Infliximab Drives Gamma-Delta T Cell Expansion In Crohn's Disease – a Predictor of Lymphoma Risk?

• Published in: Blood Vol. 116; no. 21; p. 4131
• Main Authors: Kelsen, Jens, Schwindt, Heinrich, Dige, Anders, d'Amore, Francesco, Pedersen, Finn Skou, Agnholt, J∅rgen, Christensen, Lisbet Ambrosius, Dahlerup, Jens Frederik, Hvas, Christian Lodberg
• Format: Journal Article
• Language: English
• Published: Elsevier Inc 19.11.2010
• ISSN: 0006-4971; 1528-0020
• DOI: 10.1182/blood.V116.21.4131.4131

Abstract 4131 Due to the widespread use of combined immunosuppressive therapy in the management of Crohn's disease (CD), the risk of malignant lymphoproliferation, including the fatal hepato-splenic T cell lymphoma (HSTCL), has become a major concern. We investigated dynamic changes of peripheral gamma-delta (γδ)-T cells during CD treatment with the anti-TNF-α-antibodies infliximab (Remicade®) and adalimumab (Humira®). Forty-six patients with active CD and nine healthy volunteers were analysed.

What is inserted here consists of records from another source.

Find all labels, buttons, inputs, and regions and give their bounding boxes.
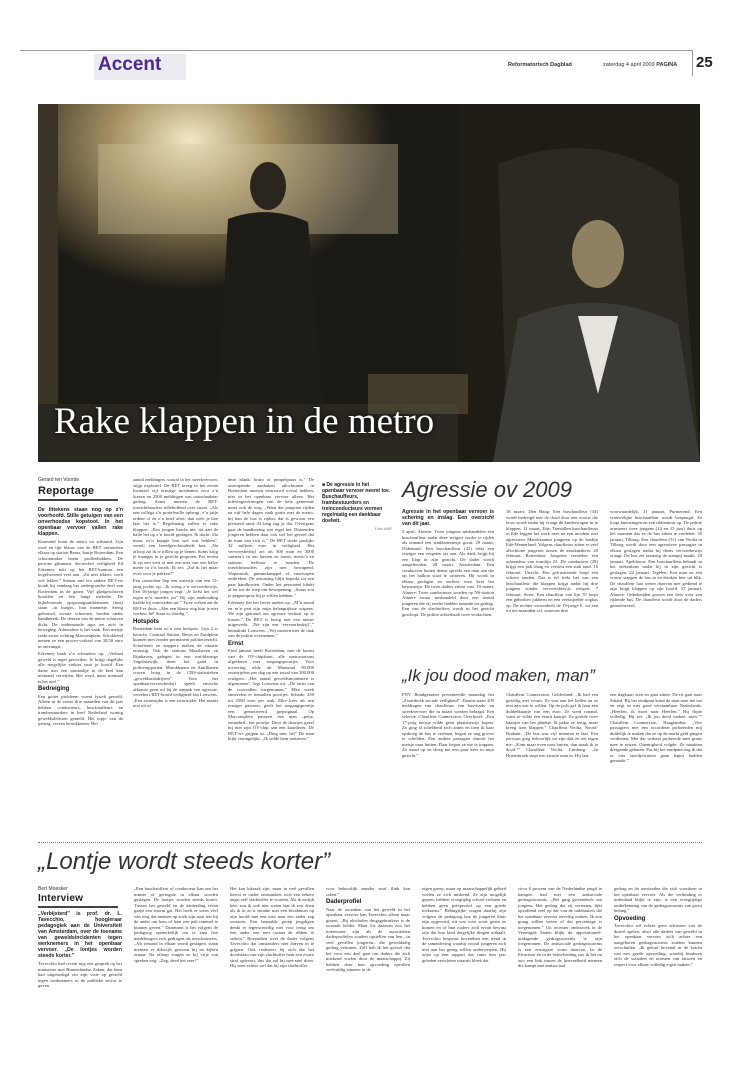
interview-col4-text: voor behoorlijk minder straf flink kan raken.”	[326, 886, 410, 897]
main-col2-p3: Rotterdam kent zo’n tien hotspots. Lijn 2 is berucht. Centraal Station, Beurs en Zuidplein kunnen niet zonder permanent politietoezicht. Scholieren en stappers maken de situatie onrustig. Ook de stations Maashaven en Rijnhaven, gelegen in een wat-bleurige Vogelaarwijk, doen het goed in politierapporten. Marokkanen en Antillianen scoren hoog in de CBS-statistieken „geweldsmisdrijven”. Voor het openbaarvervoerbedrijf speelt etnische afkomst geen rol bij de aanpak van agressie, verzekert RET-hoofd veiligheid Jan Louwens. „Een zwartrijder is een zwartrijder. Het maakt niet uit of	[133, 626, 218, 708]
main-col1	[38, 507, 123, 729]
interview-col6-text: circa 6 procent van de Nederlandse jeugd te kampen had met een antisociale gedragsstoornis. „Het ging grotendeels om jongens. Het gedrag dat zij vertonen, lijkt opvallend veel op dat van de raddraaiers die het openbaar vervoer onveilig maken. Ik zou graag willen weten of dat percentage is toegenomen.” Uit recenter onderzoek in de Verenigde Staten blijkt de oppositioneel-uitdagende gedragsstoornis te zijn toegenomen. De antisociale gedragsstoornis is een ernstigere vorm daarvan. In de Efractuur en in de beïnvloeding zou ik het nu zoo een link tussen de hoeveelheid mensen die kampt met antisociaal	[518, 886, 602, 968]
agressie-col2	[506, 509, 598, 616]
main-col1-p3: Een groter probleem vormt fysiek geweld. Alleen in de eerste drie maanden van dit jaar hebben conducteurs, buschauffeurs en trambestuurders in heel Nederland twintig geweldsdelicten gemeld. Het topje van de ijsberg, vrezen betrokkenen. Het	[38, 693, 123, 726]
interview-col7-text2: Tavecchio wil echter geen adviezen van de duivel spelen, alsof alle daders van geweld in het openbaar vervoer zich achter een aangeboren gedragsstoornis zouden kunnen verschuilen. „Ik geloof bovenal in de kracht van een goede opvoeding, waarbij kinderen zich de waarden en normen van fatsoen en respect voor elkaar volledig eigen maken.”	[614, 923, 702, 967]
interview-col4	[326, 886, 410, 975]
interview-col3-text: Het kan lukraak zijn, maar in veel gevallen heerst er onder omstanders toch een zekere angst zelf slachtoffer te worden. Als ik eerlijk ben, zou ik ook niet weten wat ik zou doen als ik in zo’n situatie met een bivakmuts op zijn hoofd met een mes naar een ander zag zwaaien. Een bepaalde groep jeugdigen denkt er tegenwoordig niet voor terug om een ander een mes tussen de ribben te steken.” Bovendien weet de dader volgens Tavecchio dat omstanders niet durven in te grijpen. Ook realiseert hij zich dat het doodslaan van zijn slachtoffer hem een zware straf oplevert, dus dat zal hij niet snel doen. Hij weet echter wel dat hij zijn slachtoffer	[230, 886, 314, 968]
masthead	[20, 44, 720, 82]
issue-date	[603, 62, 677, 68]
quotes-col3-text: een dagkaart zien en gaat zitten. De rit gaat naar Sittard. Bij het eindpunt komt de man naar me toe en zegt in niet goed verstaanbaar Nederlands: „Heerlen, ik moet naar Heerlen.” Hij flipte volledig. Hij zei: „Ik jou dood maken, man.”” Chauffeur Connexxion, Haaglanden: „Vier passagiers met een accordeon probeerden mij duidelijk te maken dat ze op de markt geld gingen verdienen. Met dat verhaal probeerde mee gratis mee te reizen. Ouemigheid volgde. Ze maakten dreigende gebaren. Pas bij het eindpunt zag ik dat er vier stoeltjesruiten gaan kapot hadden gemaakt.”	[610, 692, 702, 763]
quotes-col1-text: FNV Bondgenoten presenteerde maandag het „Zwartboek sociale veiligheid”. Daarin staan 209 meldingen van chauffeurs van bus-stads- en streekvervoer die in maart werden belaagd. Een selectie. Chauffeur Connexxion, Overijssel: „Een 17-jarig meisje wilde geen plaatsbewijs kopen. Zo ging al scheldend toch zitten en toen ik haar opdroeg de bus te verlaten, begon ze nog grover te schelden. Een andere passagier duwde het meisje naar buiten. Daar begon ze me te trappen. Ze stond op en sloeg me een paar keer in mijn gezicht.”	[402, 692, 494, 758]
main-col3-p2: Erkemey liet het liever anders op. „M’n mond en m’n pen zijn mijn belangrijkste wapens. We zijn getraind om agressie verbaal op te lossen.” De RET is bezig met een nieuw uitgewerkt. „We zijn een ‘vervoerbedrijf’,” benadrukt Louwens. „Wij moeten niet de taak van de politie overnemen.”	[228, 600, 314, 638]
main-article	[38, 477, 314, 832]
section-title: Accent	[98, 54, 162, 75]
agressie-heading: Agressie ov 2009	[402, 477, 572, 502]
interview-col4-text2: Naar de oorzaken van het geweld in het openbaar vervoer kan Tavecchio alleen maar gissen. „Bij alcoholen drugsgebruikers is de oorzaak helder. Maar los daarvan zou het interessant zijn als de autoriteiten daderprofielen zouden opstellen van hen –in veel gevallen jongeren– die geweldadig gedrag vertonen. Zelf heb ik het gevoel dat het voor een deel gaat om daders die zich miskend voelen door de maatschappij. Zij hebben door hun opvoeding opvallen veelvuldig aanzien in de	[326, 906, 410, 972]
quotes-box	[402, 666, 702, 832]
interview-col1	[38, 886, 122, 991]
quotes-col1	[402, 692, 494, 760]
main-kicker: Reportage	[38, 485, 95, 497]
interview-article	[38, 848, 702, 1058]
caption-text	[322, 482, 392, 524]
page-label: PAGINA	[656, 62, 678, 68]
interview-col7-text: gedrag en de toestanden die zich voordoen in het openbaar vervoer. Als die verbinding er inderdaad blijkt te zijn, is een vroegtijdige onderkenning van de gedragsstoornis van groot belang.”	[614, 886, 702, 913]
interview-col2	[134, 886, 218, 965]
main-col1-p2: Erkemey haalt z’n schouders op. „Verbaal geweld is regel geworden. Je krijgt dagelijks alle mogelijke ziektes naar je hoofd. Een dame met een sandaaltje in de keel kan niemand verwijten. Het werd, maar normaal is het niet.”	[38, 651, 123, 684]
main-col3	[228, 477, 314, 744]
interview-kicker-rule	[38, 906, 118, 908]
main-col2-p1: aantal meldingen, vooral in het streekvervoer, stijgt explosief. De RET kreeg in het eerste kwartaal vijf ernstige incidenten voor z’n kiezen en 2500 meldingen van ontoelaatbaar gedrag. Soms moeten de RET-toezichthouders rollebollend over straat. „Als een collega z’n portefeuille opbergt, z’n jasje ordent of en z’n brief afset, dan weet je hoe laat het is.” Regelmatig vallen er rake klappen. „Een jongen bracht me, tot aan de halte het op z’n hoofd geslagen. Ik dacht: Sla maar, m’n koppie kan wel wat hebben”, vertelt een breedgeschouderde boa. „Na afloop zat ik te trillen op je benen. Soms krijg je traangas in je gezicht gespoten. Pas recent ik op een vent af met een mes van een halve meter in z’n broek. Ik zei: „Zal ik het maar even voor je pakken?”	[133, 477, 218, 576]
masthead-rule	[20, 50, 700, 51]
caption-square-icon: ■	[322, 482, 327, 488]
quotes-col2-text: Chauffeur Connexxion, Gelderland: „Ik had een gezellig met vrouw. Ze was aan het bellen en ze niet aan wat te willen. Op de pols gaf ik haar een dubbelkaartje van een euro. Ze werd ronaud, want ze wilde een eenrit kaartje. Ze gooide twee kaartjes van het plankje. Ik pakte ze terug, maar kreeg toen klappen.” Chauffeur Veolia, Noord-Brabant: „De bus was vijf minuten te laat. Eén persoon ging behoorlijk uit zijn dak en zei tegen me: „Kom maar even naar buiten, dan maak ik je dood.”” Chauffeur Veolia, Limburg: „In Hoensbroek stapt een zwarte man in. Hij laat	[506, 692, 598, 758]
main-lead: De littekens staan nog op z’n voorhoofd. Stille getuigen van een onverhoedse kopstoot. In het openbaar vervoer vallen rake klappen.	[38, 507, 123, 537]
quotes-col2	[506, 692, 598, 760]
date-text: zaterdag 4 april 2009	[603, 62, 655, 68]
newspaper-name: Reformatorisch Dagblad	[508, 62, 572, 68]
interview-sub-opvoeding: Opvoeding	[614, 915, 646, 922]
main-col1-p1: Knarsend komt de metro tot stilstand. Lijn rood en lijn blauw van de RET ontmoeten elkaar op station Beurs, hartje Rotterdam. Een schoonmaker boent prullenbakken. De perrons glimmen. Sectiechef veiligheid Ed Erkemey tokt op het RET-kantoor een kogelwerend vest aan. „Zit niet lekker, voelt wel lekker.” Samen met ten andere RET-ers houdt hij vandaag het ondergrondse deel van Rotterdam in de gaten. Vijf gladgeschoren hoofden en één lange melodie. De bijbehorende opsporingsambtenaren (boa) staan –in burger– hun mannetje. Sterig gebouwd, zwarte schoenen, borden onder handbereik. De deuren van de metro schuiven dicht. De ondernaarde rups zet zich in beweging. Adrenaline is het vaak. Een meisje raakt zwart richting Marconiplein. Schokkend nemen ze een proces-verbaal van 38,50 euro in ontvangst.	[38, 539, 123, 649]
kicker-rule	[38, 499, 118, 501]
interview-col2-text: „Een buschauffeur of conducteur kan om het minste of geringste in elkaar worden geslagen. De lontjes worden steeds korter. Tussen het geweld en de aanleiding ervan gaapt een enorm gat. Het heeft er soms veel van weg dat mensen op zoek zijn naar iets bij de ander om hem of haar een pak rammel te kunnen geven.” Daarnaast is het volgens de pedagoog opmerkelijk om te zien hoe medeburgers zich gedragen als toeschouwers. „Als iemand in elkaar wordt geslagen, staan mensen er dikwijls gewoon bij en kijken ernaar. Na afloop vragen ze bij vrije van spreken nog: „Zeg, deed het zeer?”	[134, 886, 218, 963]
main-byline: Gerard ten Voorde	[38, 477, 80, 483]
agressie-col3	[610, 509, 702, 610]
interview-kicker: Interview	[38, 893, 84, 904]
quotes-col3	[610, 692, 702, 766]
interview-sub-daderprofiel: Daderprofiel	[326, 899, 362, 905]
photo-headline: Rake klappen in de metro	[54, 401, 435, 442]
main-col3-p3: Eind januari heeft Rotterdam, met de komst van de OV-chipkaart, alle metrostations afgesloten met toegangspoortjes. Voor invoering telde de Maasstad 90.000 zwartrijders per dag op een totaal van 300.000 reizigers. „Het aantal geweldsincidenten is afgenomen”, legt Louwens uit. „De ernst van de voorvallen toegenomen.” Elke week sneuvelen er tientallen poortjes. Schade: 250 tot 2500 euro per stuk. Elke keer als een reiziger passeert, geeft het toegangspoortje een gemotiveerd piepsignaal. Op Marconiplein passeert een man –petje, zonnebril– het poortje. Door de deurtjes gezel hij niet zijn OV-chip aan een kaartlezer. De RET’ers grijpen in. „Ding niet, hè!” De man kijkt verongelijkt. „Ik wilde hem trakteren.”	[228, 648, 314, 741]
interview-col5	[422, 886, 506, 965]
interview-byline: Bert Moesker	[38, 886, 68, 892]
main-sub-ernst: Ernst	[228, 640, 244, 647]
main-sub-bedreiging: Bedreiging	[38, 686, 70, 692]
interview-col1-text: Tavecchio had recent nog een gesprek op het ministerie met Binnenlandse Zaken, dat hem had uitgenodigd om zijn visie op geweld tegen werknemers in de publieke sector te geven.	[38, 961, 122, 988]
agressie-box	[402, 477, 702, 657]
interview-col5-text: eigen groep, maar op maatschappelijk gebied voelen ze zich miskend. Ze zijn mogelijk gepest, hebben vroegtijdig school verlaten en hebben geen perspectief op een goede toekomst.” Belangrijke vragen daarbij zijn volgens de pedagoog hoe de jongeren thuis zijn opgevoed, uit wat voor soort gezin ze komen en of hun ouders zich ervan bewust zijn dat hun kind dergelijke dingen uithaalt. Tavecchio bespeurt bovendien een trend in de samenleving waarbij vooral jongeren zich niet aan het gezag willen onderwerpen. Hij wijst op een rapport dat ruim tien jaar geleden verscheen waaruit bleek dat	[422, 886, 506, 963]
agressie-col3-text: voorwaardelijk. 31 januari, Purmerend: Een vrouwelijke buschauffeur wordt bespuugd. Ze loopt kneuzingen en een ribbentuur op. De politie arresteert twee jongens (14 en 15 jaar) thuis op het moment dat ze de bus zitten te verdelen. 30 januari, Tilburg: Een chauffeur (51) van Veolia in Tilburg wordt door een agressieve passagier in elkaar geslagen nadat hij diens vervoerbewijs vraagt. De bus zet onrustig de stampij maakt. 29 januari, Apeldoorn: Een buschauffeur belandt in het ziekenhuis nadat hij in zijn gezicht is geslagen. 22 januari, Tegelen: Een man en een vrouw stappen de bus in en drinken bier uit blik. De chauffeur laat weten daarvan niet gediend te zijn krijgt klappen op zijn hoofd. 17 januari, Almere: Onbekenden gooien een fiets voor een rijdende bus. De chauffeur wordt door de daders gemolesteerd.	[610, 509, 702, 608]
agressie-col2-text: 18 maart, Den Haag: Een buschauffeur (34) wordt bedreigd met de dood door een vrouw die boos wordt nadat hij vraagt de kinderwagen in te klappen. 11 maart, Ede: Tientallen buschauffeurs in Ede leggen het werk neer na een incident met agressieve Marokkaanse jongeren op de buslijn Ede-Wenterland. Volgens chauffeurs zitten er veel allochtone jongeren tussen de amokmakers. 20 februari, Rotterdam: Jongeren vernielen een achterdeur van tramlijn 23. De conducteur (28) krijgt een pak slaag en verliest een stuk tand. 16 februari, Utrecht: Een gefrustreerde loopt een schoen tanden. Dat is fel trekt het van een buschauffeur die klappen krijgt nadat hij drie jongens zonder vervoersbewijs weigert. 7 februari, Soest: Een chauffeur van lijn 70 loopt een gebroken jukbeen en een verbrijzelde oogkas op. De rechter veroordeelt de 19-jarige E. tot een tot ten maanden cel, waarvan drie	[506, 509, 598, 613]
main-col3-p1: deze blank, bruin of pimpelpaars is.” De ontwapende aanhaken allochtonen in Rotterdam moeten vertrouwd overal hebben, niet in het openbaar vervoer alleen. Het inlevingsvermogen van de hele gemeente moet ook de weg. „Want die jongeren rijden na vijf hele dagen vaak gratis met de metro, hij kan de bus is rijden, dat is gewoon een pleisterd rand. Al lang zag je dat. Overigens gaat de handhaving wat regel het. Duizenden jongeren hebben daar ook wel het gevoel dat de tram van zich is.” De RET strekt jaarlijks 32 miljoen euro in veiligheid. Het vervoersbedrijf zet als 300 man en 3000 camera’s in om bussen en trams, metro’s en stations leefbaar te houden. De toezichthouders zijn niet bewapend. Wapenstok, gummiknuppel of vuurwapen ontbreken. De uitrusting blijft beperkt tot een paar handboeien. Onder het personeel blinkt af en toe de roep om bewapening. „Soms zou je pepperspray bij je willen hebben.”	[228, 477, 314, 598]
agressie-col1-text: 2 april, Almere: Twee jongens mishandelen een buschauffeur nadat deze weigert verder te rijden als iemand een stinkbommetje gooit. 29 maart, Oldenzaal: Een buschauffeur (42) reikt een reiziger een vergeten tas aan. Als dank krijgt hij een klap in zijn gezicht. De dader wordt aangehouden. 28 maart, Amsterdam: Een conducteur buiten dienst spreekt een man aan die op het balkon staat te urineren. Hij wordt in elkaar geslagen en verliest twee keer het bewustzijn. De twee daders zitten vast. 19 maart, Almere: Twee conducteurs worden op NS-station Almere zwaar mishandeld door een tiental jongeren die zij eerder hadden maande tot gedrag. Een van de slachtoffers wordt in het gezicht geschopt. De politie achterhaalt twee verdachten.	[402, 529, 494, 617]
caption-credit: Foto ANP	[374, 526, 392, 531]
page-number: 25	[696, 54, 713, 71]
quotes-heading: „Ik jou dood maken, man”	[402, 666, 595, 685]
section-divider	[38, 842, 702, 843]
interview-heading: „Lontje wordt steeds korter”	[38, 848, 331, 875]
interview-col7	[614, 886, 702, 969]
interview-col3	[230, 886, 314, 971]
agressie-col1	[402, 509, 494, 619]
agressie-intro: Agressie in het openbaar vervoer is schering en inslag. Een overzicht van dit jaar.	[402, 509, 494, 527]
lead-photo	[38, 104, 700, 462]
caption-body: De agressie in het openbaar vervoer neemt toe. Buschauffeurs, trambestuurders en treinconducteurs vormen regelmatig een dankbaar doelwit.	[322, 482, 391, 524]
main-col2-p2: Een controleur liep een watertje van een 15-jarig jochie op. „Ik vroeg z’n vervoerbewijs. Een 16-jarige jongen zegt: „Je liefst het wel tegen m’n moeder, jat” Bij zijn aanhouding haalde hij ontevreden uit.” Twee weken zat de RET-er thuis. „Met een blauw oog kun je niet werken, hè! Staat zo slordig.”	[133, 578, 218, 616]
interview-lead: „Verbijsterd” is prof. dr. L. Tavecchio, hoogleraar pedagogiek aan de Universiteit van Amsterdam, over de toename van geweldsincidenten tegen werknemers in het openbaar vervoer. „De lontjes worden steeds korter.”	[38, 911, 122, 959]
photo-caption	[322, 482, 392, 531]
interview-col6	[518, 886, 602, 971]
main-sub-hotspots: Hotspots	[133, 618, 159, 625]
main-col2	[133, 477, 218, 711]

Patients delivered blood samples before and 1, 7, and 42 days after infliximab 5 mg/kg (20 patients) or adalimumab given as induction with 160 mg and 80 mg after 2 weeks and subsequently 40 mg every other week (26 patients). The γδ-T cells were analysed using FACS analysis. Patients with high percentages of peripheral γδ-T cells were characterized by PCR-assessment of γδ-T cell clonality. Of 46 patients included in the analysis, 35 (76%) had γδ-T cell levels comparable to those of healthy individuals (mean: 1.6%; 95% CI: 1.3–2.0%). Higher γδ-T cell levels from 5% up to 15% occurred in 11 patients (24% of the total cohort). A high γδ-T cell level was associated with non-smoker status and young age. In 18 patients receiving thiopurines or methotrexate, the mean baseline γδ-T cell percentage was 4.4% (95% CI: 2.1–6.7%). In three male CD patients with high baseline values, the γδ-T cell percentage doubled within 24 hours following infliximab therapy. Another male patient on infliximab monotherapy presented with a predominantly clonal baseline γδ-T cell population as high as 20%, further increasing to 25% shortly after infliximab treatment. One fourth of the CD patients treated with immunomodulators had constitutive high levels of circulating γδ-T cells, and infliximab aggravates this γδ-T cell expansion. We raise the hypothesis that such patients may be at increased risk of developing a malignant γδ-T cell lymphoproliferation. No relevant conflicts of interest to declare.